Economic Maelstrom
The news is all around us - there is no need to reprise it here, other than to say that economic disaster seems to be right around the corner. Today it was leaked that CitiBank is advising their larger clients that massive inflation is the better of two probable scenarios that impend, the other being civil unrest accompanied by worldwide wars. Many financial pundits on the margins are foretelling hyperinflation. American Express reports that the most wealthy of their cardholders are slowing down their spending the most. And the federal government has gone on a spending bender that has never been seen before. What is a person to do to try to sort this all out? What does the future hold?In times of unrest, first principles are the first to go, when they should be the firmament upon which any logical analysis should be based. So allow me to set a few first principles out. First, we can always assume that people in power, when threatened, have the propensity to do almost anything to keep it. Second, it is always the first reaction of humans to see impending disaster whenever the unusual threatens to occur. And third, even though it may be difficult to see it while events transpire, everything always works out for the best, as all new realities have their winners. Even the Black Death ushered in a period of exceptional wealth and learning, which we now call the Renaissance.
There is no way to know what to do right now. Many are recommending stockpiling gold and ammunition, canned goods and commodities. I say that anyone who is just beginning to do that has not been paying attention for the last decade or more. (Full disclosure - I have been following that advice since 1973.) In our (or any) urbanized and interdependent world, planning for a short period of unrest is prudent, but believing that you can put up enough of anything to provide for security in a prolonged, or even permanent realignment of economic forces is foolish. If things really change, you had better adapt to the new reality fast, since your canned goods will go off on you in a couple of years on the outside, and ammunition runs out pretty fast if baddies want what you've got.
But the first principle that must sustain us in these (apparently) dark times is the fact that crisis begets opportunity. If Paulson and his fat cat friends are about to take a tumble, that makes room for whomever has the brains, luck, and determination to ascend to power positions that succeed theirs.

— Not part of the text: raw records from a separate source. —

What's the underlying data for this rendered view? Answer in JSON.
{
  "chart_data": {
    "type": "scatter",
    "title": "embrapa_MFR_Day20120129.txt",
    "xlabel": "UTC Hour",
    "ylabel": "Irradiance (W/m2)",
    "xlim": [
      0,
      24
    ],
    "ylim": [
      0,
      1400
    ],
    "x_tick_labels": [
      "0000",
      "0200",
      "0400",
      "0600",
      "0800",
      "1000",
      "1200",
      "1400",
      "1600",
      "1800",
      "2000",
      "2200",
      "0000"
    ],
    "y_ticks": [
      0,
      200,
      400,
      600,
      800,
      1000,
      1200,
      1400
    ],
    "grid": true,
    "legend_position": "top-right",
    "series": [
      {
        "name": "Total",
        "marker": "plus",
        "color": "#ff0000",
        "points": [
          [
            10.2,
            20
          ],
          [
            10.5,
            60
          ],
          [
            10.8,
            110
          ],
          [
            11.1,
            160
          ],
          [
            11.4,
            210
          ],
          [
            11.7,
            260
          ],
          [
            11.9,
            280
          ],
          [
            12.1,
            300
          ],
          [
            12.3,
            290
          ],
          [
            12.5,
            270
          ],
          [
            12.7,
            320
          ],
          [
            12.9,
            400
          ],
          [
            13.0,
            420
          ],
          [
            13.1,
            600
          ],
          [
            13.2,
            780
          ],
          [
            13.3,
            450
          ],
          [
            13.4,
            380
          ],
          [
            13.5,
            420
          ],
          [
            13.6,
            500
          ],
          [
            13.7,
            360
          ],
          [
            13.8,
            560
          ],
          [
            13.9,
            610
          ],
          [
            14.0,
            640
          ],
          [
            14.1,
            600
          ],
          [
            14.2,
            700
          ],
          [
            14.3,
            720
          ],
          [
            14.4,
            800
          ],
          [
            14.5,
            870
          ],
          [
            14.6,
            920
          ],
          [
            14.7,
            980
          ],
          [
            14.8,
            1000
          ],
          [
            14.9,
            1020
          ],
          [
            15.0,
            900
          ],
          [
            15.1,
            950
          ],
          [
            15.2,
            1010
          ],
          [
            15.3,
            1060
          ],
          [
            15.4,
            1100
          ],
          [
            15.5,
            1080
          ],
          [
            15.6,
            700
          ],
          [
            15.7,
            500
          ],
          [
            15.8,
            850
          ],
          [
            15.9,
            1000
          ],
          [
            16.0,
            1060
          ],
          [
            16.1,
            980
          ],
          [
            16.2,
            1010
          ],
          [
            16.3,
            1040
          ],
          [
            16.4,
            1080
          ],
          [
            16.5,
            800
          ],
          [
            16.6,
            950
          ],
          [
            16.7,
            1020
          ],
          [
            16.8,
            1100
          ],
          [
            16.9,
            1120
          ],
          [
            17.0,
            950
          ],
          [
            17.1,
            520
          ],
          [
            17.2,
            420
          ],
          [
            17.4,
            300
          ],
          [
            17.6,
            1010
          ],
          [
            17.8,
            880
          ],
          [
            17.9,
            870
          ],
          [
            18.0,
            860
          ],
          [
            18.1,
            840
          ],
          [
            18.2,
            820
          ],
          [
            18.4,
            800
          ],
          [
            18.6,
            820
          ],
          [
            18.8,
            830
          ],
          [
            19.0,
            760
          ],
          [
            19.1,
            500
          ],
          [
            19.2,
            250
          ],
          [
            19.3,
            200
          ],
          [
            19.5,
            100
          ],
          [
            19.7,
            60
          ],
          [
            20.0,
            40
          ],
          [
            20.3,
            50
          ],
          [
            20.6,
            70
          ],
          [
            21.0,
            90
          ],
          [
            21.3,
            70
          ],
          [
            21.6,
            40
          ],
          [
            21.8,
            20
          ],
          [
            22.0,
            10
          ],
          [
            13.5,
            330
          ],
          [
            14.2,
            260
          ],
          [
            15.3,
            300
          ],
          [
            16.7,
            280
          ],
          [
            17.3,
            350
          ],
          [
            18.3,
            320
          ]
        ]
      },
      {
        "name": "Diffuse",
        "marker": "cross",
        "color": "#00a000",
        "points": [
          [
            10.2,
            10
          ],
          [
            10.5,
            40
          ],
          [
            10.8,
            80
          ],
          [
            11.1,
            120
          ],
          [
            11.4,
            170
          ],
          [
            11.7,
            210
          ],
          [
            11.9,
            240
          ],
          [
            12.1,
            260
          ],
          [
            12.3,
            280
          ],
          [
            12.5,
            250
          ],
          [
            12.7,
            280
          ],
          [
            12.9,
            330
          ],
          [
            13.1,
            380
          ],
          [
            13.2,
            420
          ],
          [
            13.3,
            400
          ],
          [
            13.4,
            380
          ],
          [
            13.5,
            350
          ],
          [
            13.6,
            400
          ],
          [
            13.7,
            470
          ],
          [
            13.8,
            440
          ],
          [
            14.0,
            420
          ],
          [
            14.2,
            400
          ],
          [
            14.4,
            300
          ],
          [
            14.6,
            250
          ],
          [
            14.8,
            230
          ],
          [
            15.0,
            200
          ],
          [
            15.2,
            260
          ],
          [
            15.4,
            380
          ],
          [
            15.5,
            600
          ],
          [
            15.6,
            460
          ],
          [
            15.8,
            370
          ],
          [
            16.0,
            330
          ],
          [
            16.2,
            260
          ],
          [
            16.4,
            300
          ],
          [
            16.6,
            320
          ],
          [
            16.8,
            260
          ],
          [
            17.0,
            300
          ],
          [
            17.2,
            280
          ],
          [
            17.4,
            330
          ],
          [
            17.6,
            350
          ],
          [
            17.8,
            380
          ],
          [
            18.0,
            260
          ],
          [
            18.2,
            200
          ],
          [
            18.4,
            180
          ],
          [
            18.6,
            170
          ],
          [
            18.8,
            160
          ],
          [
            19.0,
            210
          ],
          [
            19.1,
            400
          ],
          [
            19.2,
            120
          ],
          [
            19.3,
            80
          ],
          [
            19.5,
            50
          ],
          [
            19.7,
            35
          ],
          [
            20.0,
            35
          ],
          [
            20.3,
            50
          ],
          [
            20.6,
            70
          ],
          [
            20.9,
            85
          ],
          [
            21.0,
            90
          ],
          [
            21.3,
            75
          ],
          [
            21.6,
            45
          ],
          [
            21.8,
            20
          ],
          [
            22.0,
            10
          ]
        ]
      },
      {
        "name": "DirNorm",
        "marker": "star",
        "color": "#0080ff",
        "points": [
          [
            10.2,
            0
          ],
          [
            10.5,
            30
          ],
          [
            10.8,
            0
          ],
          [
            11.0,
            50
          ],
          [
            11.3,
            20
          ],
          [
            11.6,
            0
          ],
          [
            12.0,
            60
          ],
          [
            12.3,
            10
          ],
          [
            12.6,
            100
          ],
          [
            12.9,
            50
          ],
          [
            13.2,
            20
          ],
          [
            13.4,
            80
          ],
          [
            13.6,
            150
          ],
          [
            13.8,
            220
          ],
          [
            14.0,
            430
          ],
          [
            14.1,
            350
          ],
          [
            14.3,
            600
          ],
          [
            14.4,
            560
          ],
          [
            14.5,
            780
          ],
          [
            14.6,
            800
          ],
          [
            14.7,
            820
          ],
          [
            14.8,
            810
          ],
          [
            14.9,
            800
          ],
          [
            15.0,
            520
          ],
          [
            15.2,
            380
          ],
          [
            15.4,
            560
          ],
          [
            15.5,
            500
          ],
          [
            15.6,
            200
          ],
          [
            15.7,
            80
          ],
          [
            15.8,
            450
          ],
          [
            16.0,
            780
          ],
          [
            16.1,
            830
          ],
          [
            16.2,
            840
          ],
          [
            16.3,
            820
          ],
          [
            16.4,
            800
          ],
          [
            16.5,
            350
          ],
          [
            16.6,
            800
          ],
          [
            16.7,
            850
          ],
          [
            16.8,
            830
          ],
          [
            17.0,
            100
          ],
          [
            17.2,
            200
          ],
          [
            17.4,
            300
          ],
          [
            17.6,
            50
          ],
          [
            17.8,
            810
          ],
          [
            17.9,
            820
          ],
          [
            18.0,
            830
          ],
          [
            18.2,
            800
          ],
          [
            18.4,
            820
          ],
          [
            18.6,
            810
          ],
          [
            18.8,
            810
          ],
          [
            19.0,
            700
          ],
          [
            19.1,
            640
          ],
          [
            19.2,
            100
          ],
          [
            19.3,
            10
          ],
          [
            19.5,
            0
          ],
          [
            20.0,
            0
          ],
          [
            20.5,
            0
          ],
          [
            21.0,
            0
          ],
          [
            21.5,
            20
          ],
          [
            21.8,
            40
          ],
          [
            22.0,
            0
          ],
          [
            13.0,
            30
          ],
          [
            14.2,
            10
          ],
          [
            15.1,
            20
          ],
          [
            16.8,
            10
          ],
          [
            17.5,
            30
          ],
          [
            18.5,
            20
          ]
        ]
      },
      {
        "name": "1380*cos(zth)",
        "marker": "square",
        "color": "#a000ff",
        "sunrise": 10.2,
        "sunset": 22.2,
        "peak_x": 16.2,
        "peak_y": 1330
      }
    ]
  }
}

So, the Zero Base Thinking approach to these troubled times is about the same as the correct approach to most everything else: stay on the balls of your feet, and be able, and willing, to move in whatever direction promises opportunity. Don't get bogged down in any prediction of what the future might hold, but stay aware of what is happening. Be ready to move quickly, but remember that people say and do things to feather their own nests, not yours. Doom and gloom may get pundits an audience, but that does not make them correct, or their predictions true. If America is akin to Weimar Republic then that would have to mean that we are a very minor participant in the world economy. That may sell papers and attract viewers, but the size of the audience is no metric of truth. Like AGW (the global warming fraud) popularity does not make for good prognostication. How many know that global climate has been cooling for years, and no warming has occurred for over a decade? Lies that feed fears move faster than truth, now and forever.